The four parties, with support from the Natural Resource Governance Institute (NRGI) and the International Institute for Democracy and Electoral Assistance (International IDEA), have been involved in rigorous deliberations leading to the development of their respective policy positions on the sector.
The CPP, represented by energy consultant Mr Kwame Jantuah, said it will review the existing fiscal regime that regulates the oil and gas sector, “with particular reference to the terms of ownership and contracts with private investment and participation.”
Mr Jantuah further espoused the CPP’s intention to streamline the participation of state companies in the sector to ensure value addition across the supply chain.
“The CPP shall have a policy to ensure that revenue from the extractive sector is invested in a manner consistent with the development plan and policy objectives of the people of Ghana,” Mr Jantuah stated.
On diversification, Mr Jantuah stressed the need to leverage revenue from the sector and invest it into other industry, pointing out that “the benefits and developments associated with oil and gas discovery may elude Ghana unless the use of revenues is managed with prudence to address the social, economic and infrastructural needs of the country.”
The NPP criticised what it called the lack of transparency in the award of oil blocks and the lack of information on the beneficiaries and owners of the oil blocks.
The party promised to ensure transparency and accountability in the management of oil and gas resources.
National Chairman of the PNC, Mr Bernard Mornah said his party will strengthen the Public Interest and Accountability Committee (PIAC) to facilitate public awareness and transparency.
The PNC, he added, will create an exclusive transparency agency to be charged with contracting and procurement within the oil and gas sector.
Dr William Ahadzie of the ruling NDC maintained that government had made significant efforts in instituting legal arrangements in the oil and gas sector, some of which were the promulgation of the Petroleum Revenue Management Act (PRMA) in 2011 (Act 815) and the Petroleum Commission Act 2011 (Act 821).
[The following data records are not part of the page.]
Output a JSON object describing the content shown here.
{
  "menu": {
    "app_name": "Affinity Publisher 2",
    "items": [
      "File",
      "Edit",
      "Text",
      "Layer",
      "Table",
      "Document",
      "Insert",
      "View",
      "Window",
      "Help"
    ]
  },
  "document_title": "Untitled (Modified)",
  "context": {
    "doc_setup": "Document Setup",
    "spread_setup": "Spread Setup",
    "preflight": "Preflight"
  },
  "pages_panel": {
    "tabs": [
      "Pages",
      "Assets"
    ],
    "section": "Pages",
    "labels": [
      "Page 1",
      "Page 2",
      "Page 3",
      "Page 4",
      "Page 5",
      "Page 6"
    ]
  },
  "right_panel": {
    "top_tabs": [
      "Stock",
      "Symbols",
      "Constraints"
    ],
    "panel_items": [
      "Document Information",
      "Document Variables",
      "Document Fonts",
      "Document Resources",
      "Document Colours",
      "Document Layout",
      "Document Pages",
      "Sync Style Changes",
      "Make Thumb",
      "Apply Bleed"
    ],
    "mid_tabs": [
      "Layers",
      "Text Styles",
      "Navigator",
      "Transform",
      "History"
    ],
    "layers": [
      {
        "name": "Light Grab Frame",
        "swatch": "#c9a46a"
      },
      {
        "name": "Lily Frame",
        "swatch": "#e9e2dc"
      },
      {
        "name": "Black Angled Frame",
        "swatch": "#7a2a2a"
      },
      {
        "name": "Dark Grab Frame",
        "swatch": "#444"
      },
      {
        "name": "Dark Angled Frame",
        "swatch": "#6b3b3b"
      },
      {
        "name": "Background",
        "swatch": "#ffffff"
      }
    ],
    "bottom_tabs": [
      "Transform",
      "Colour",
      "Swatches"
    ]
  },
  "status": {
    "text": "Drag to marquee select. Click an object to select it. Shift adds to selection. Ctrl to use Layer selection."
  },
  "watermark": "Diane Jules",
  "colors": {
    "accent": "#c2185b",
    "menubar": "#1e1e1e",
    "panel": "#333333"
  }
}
On management of revenues from the sector, the NDC espoused its belief that it was prudent to “spend some of the revenue on the ongoing development agenda of government, save some for future generations and invest some in infrastructure needs to improve the social and economic wellbeing of the people.”
Speaking to Dr Steve Manteaw of the Civil Society Platform on Oil and Gas on the side, he welcomed the forum, describing it as timely and useful, especially with the approach of the elections in November.